Los materiales en su estado natural ayudan en esa misma direccion. La madera que envejece, el metal que muestra su textura, la piedra que cambia con la luz del dia dan al ojo algo vivo que mirar, una referencia que no es otro rostro humano. En un mar de pantallas y caras, esas superficies ofrecen un descanso del intercambio social constante. Son privacidad sin cerramiento: el respiro de no tener que responder a nadie.

Una apertura que sabe guardar silencio

La oficina abierta que no pierde lo privado no es un termino medio timido entre dos modelos. Es una idea mas exigente: un espacio capaz de ser comunitario y reservado a la vez, segun lo que cada momento del dia reclame. Pide trabajar la acustica con la misma seriedad que la luz. Pide pensar el recorrido como una sucesion de atmosferas y no como una distribucion de metros. Pide, sobre todo, devolver al espacio de trabajo algo que la eficiencia le quito: el derecho a recogerse.

La medida de una buena oficina no esta en cuantas personas caben ni en cuantas paredes se quitaron. Esta en si alguien puede, dentro de ella, encontrar un lugar para estar a solas con un problema y, minutos despues, sumarse sin friccion a una conversacion. Esa oscilacion entre lo comun y lo propio es, al final, lo que hace humano a un espacio.

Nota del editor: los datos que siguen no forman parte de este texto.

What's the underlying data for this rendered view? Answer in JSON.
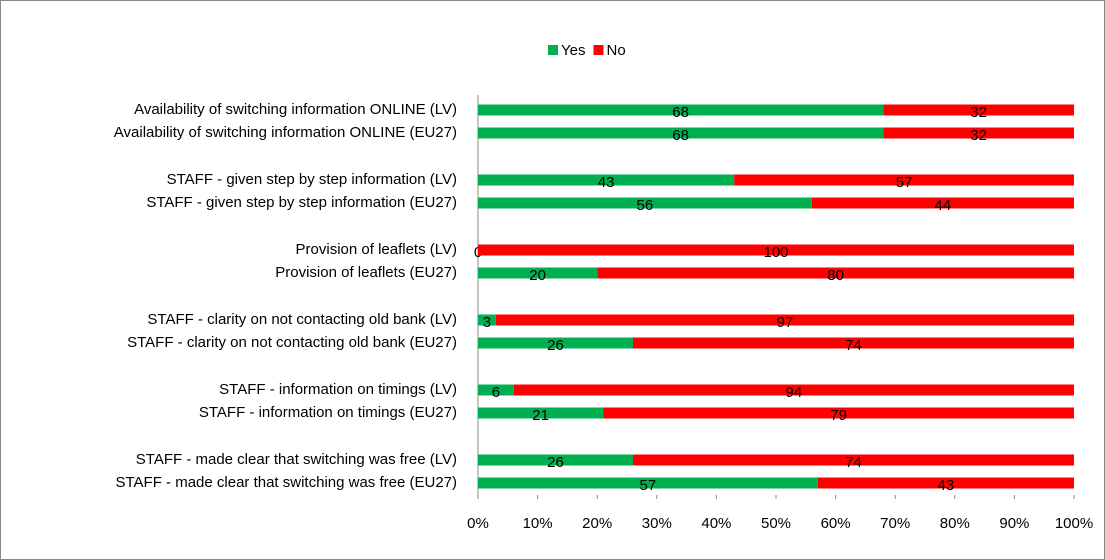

Y conservarla, sin renunciar a la luz que la apertura trajo, es precisamente la tarea.

Preguntas frecuentes

Una oficina abierta puede ser realmente privada sin volver a poner paredes?

Si. La privacidad se logra por grados: paneles a media altura, cambios de nivel y de material, refugios acusticos y umbrales que regulan el paso, sin necesidad de cerramientos totales.

Que es un umbral en el diseno de oficinas?

Es una zona de transicion entre dos atmosferas, no una puerta. Un estrechamiento, un techo mas bajo o un cambio de piso avisan al cuerpo que pasa de circular a concentrarse.

Por que ayudan los materiales naturales a la concentracion?

La madera, el metal y la piedra ofrecen al ojo una referencia viva que descansa del intercambio social constante; son privacidad sin cerramiento, un respiro frente al mar de pantallas y rostros.